1 ato modificativo · 2013-03-25, Portaria n.º 118/2013 — Fixa a estrutura nuclear da Direção-Geral de Reinserção e Serviço…
Estabelece a estrutura nuclear da Direcção-Geral de Reinserção Social e as competências das respectivas unidades orgânicas
de 30 de Abril
O Decreto-Lei n.º 126/2007, de 27 de Abril, definiu a missão, atribuições e tipo de organização interna da Direcção-Geral de Reinserção Social. Importa agora, no desenvolvimento daquele decreto-lei, determinar a estrutura nuclear dos serviços e competências das respectivas unidades orgânicas.
Assim:
Ao abrigo do n.º 4 do artigo 21.º da Lei n.º 4/2004, de 15 de Janeiro:
Manda o Governo, pelos Ministros de Estado e das Finanças e da Justiça, o seguinte:
Artigo 1.º — Estrutura nuclear da Direcção-Geral de Reinserção Social
1 - Os serviços centrais da Direcção-Geral de Reinserção Social, abreviadamente designada por DGRS, integram as seguintes unidades orgânicas nucleares:
Na área operativa, a Direcção de Serviços da Área Penal, a Direcção de Serviços da Área Tutelar Educativa e a Direcção de Serviços da Vigilância Electrónica;
Na área instrumental, a Direcção de Serviços Financeiros e do Património e a Direcção de Serviços de Recursos Humanos; e
Na área de apoio à gestão, a Direcção de Serviços de Estudos e Planeamento.
2 - As delegações regionais e os centros educativos são serviços desconcentrados de âmbito regional da DGRS e correspondem a unidades orgânicas nucleares.
3 - As delegações regionais integram unidades orgânicas flexíveis.

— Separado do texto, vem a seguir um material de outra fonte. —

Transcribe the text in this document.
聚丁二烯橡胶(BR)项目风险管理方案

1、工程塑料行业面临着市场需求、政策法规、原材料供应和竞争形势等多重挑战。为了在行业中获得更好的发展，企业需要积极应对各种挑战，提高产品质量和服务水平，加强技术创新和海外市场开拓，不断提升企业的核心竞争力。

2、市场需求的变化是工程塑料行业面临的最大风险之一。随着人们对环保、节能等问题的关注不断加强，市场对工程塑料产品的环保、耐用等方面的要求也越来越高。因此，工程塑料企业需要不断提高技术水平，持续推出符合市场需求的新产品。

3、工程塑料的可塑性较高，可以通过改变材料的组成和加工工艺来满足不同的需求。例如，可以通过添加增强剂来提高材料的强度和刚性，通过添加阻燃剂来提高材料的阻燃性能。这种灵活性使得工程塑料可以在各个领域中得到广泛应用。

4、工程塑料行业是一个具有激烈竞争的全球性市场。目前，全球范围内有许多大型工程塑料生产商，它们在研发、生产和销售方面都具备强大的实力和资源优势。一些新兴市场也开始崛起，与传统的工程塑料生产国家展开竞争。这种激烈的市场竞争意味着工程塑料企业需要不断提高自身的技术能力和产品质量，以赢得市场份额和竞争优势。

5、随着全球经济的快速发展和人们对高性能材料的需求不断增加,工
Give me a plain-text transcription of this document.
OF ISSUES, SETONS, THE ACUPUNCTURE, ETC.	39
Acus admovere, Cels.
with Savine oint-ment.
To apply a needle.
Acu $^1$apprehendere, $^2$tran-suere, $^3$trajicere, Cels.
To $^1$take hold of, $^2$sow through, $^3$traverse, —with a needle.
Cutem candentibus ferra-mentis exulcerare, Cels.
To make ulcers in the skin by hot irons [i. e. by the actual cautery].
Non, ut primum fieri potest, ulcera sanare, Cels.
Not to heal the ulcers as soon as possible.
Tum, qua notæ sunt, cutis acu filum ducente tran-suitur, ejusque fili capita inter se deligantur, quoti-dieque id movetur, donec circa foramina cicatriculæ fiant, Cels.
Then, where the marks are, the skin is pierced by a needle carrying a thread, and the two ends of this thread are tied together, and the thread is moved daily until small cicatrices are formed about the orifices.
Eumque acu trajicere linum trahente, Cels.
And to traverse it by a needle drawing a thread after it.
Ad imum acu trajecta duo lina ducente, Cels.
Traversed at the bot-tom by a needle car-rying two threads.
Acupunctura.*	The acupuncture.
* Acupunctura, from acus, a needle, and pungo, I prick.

Artigo 2.º — Direcção de Serviços da Área Penal
1 - A Direcção dos Serviços da Área Penal, abreviadamente, designada por DSAP, é a unidade de coordenação técnica da actividade operativa constituída pela prestação de assessoria técnica aos tribunais na tomada de decisão no âmbito do processo penal e na execução de penas e medidas na comunidade.
2 - À DSAP compete:
Conceber, implementar e acompanhar a execução das orientações técnicas relativas aos instrumentos e às metodologias de assessoria técnica aos tribunais;
Conceber, implementar e acompanhar a execução das orientações técnicas e das metodologias adequadas à planificação, execução e supervisão de penas e medidas de execução na comunidade, incluindo a liberdade condicional e a liberdade para prova;
Promover as condições necessárias ao funcionamento das medidas de execução na comunidade e fomentar a colaboração dos pares e familiares do jovem ou do adulto para promover a sua colaboração e responsabilidade face ao ilícito cometido, ao procedimento judicial e às suas consequências;
Promover a colaboração de entidades, instituições públicas ou privadas, com vista a que as mesmas assumam as responsabilidades e competências, bem como participem, nas funções de prevenção e reinserção social de jovens e adultos, tendo em vista o aumento da eficácia das penas e das medidas aplicadas na prevenção da reincidência;
Promover e acompanhar o desenvolvimento de estratégias de articulação interinstitucionais visando orientar os jovens ou adultos para os recursos da comunidade que lhes possam ser úteis e sobre programas existentes destinados a dar suporte aos processos individuais de reintegração no meio familiar, social e profissional;
Colaborar na elaboração do plano anual de formação, na elaboração de conteúdos programáticos e preparação dos respectivos manuais nas áreas de competência da direcção de serviços;
Contribuir com informação, estudos e indicadores de gestão relacionados com a área da competência da Direcção de Serviços.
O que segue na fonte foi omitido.